NEW YORK ( TheStreet) -- Global Sources (Nasdaq: GSOL) has been downgraded by TheStreet Ratings from buy to hold. The company's strengths can be seen in multiple areas, such as its impressive record of earnings per share growth, compelling growth in net income and revenue growth. However, as a counter to these strengths, we find that the stock has had a generally disappointing performance in the past year. Highlights from the ratings report include:
- GLOBAL SOURCES LTD reported significant earnings per share improvement in the most recent quarter compared to the same quarter a year ago. The company has demonstrated a pattern of positive earnings per share growth over the past two years. We feel that this trend should continue. This trend suggests that the performance of the business is improving. During the past fiscal year, GLOBAL SOURCES LTD increased its bottom line by earning $0.65 versus $0.36 in the prior year. This year, the market expects an improvement in earnings ($0.84 versus $0.65).

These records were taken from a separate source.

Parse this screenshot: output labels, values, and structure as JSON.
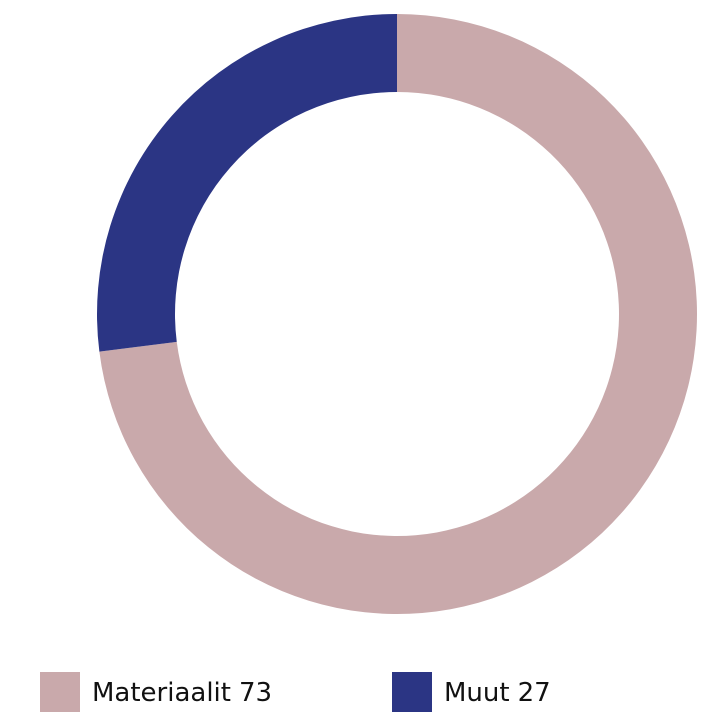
{
  "chart_data": {
    "type": "pie",
    "categories": [
      "Materiaalit",
      "Muut"
    ],
    "values": [
      73,
      27
    ],
    "colors": [
      "#c9a9ab",
      "#2b3584"
    ],
    "donut": true
  }
}
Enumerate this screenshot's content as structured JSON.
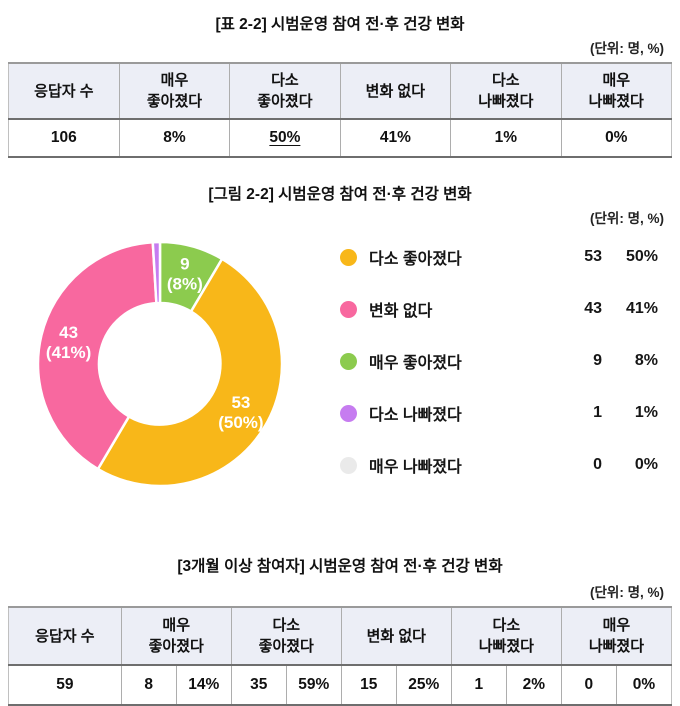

- The net income growth from the same quarter one year ago has exceeded that of the S&P 500 and greatly outperformed compared to the Media industry average. The net income increased by 39.1% when compared to the same quarter one year prior, rising from $7.25 million to $10.09 million.
- The gross profit margin for GLOBAL SOURCES LTD is rather high; currently it is at 67.60%. It has increased significantly from the same period last year. Along with this, the net profit margin of 15.20% is above that of the industry average.
- GSOL has underperformed the S&P 500 Index, declining 20.33% from its price level of one year ago. The fact that the stock is now selling for less than others in its industry in relation to its current earnings is not reason enough to justify a buy rating at this time.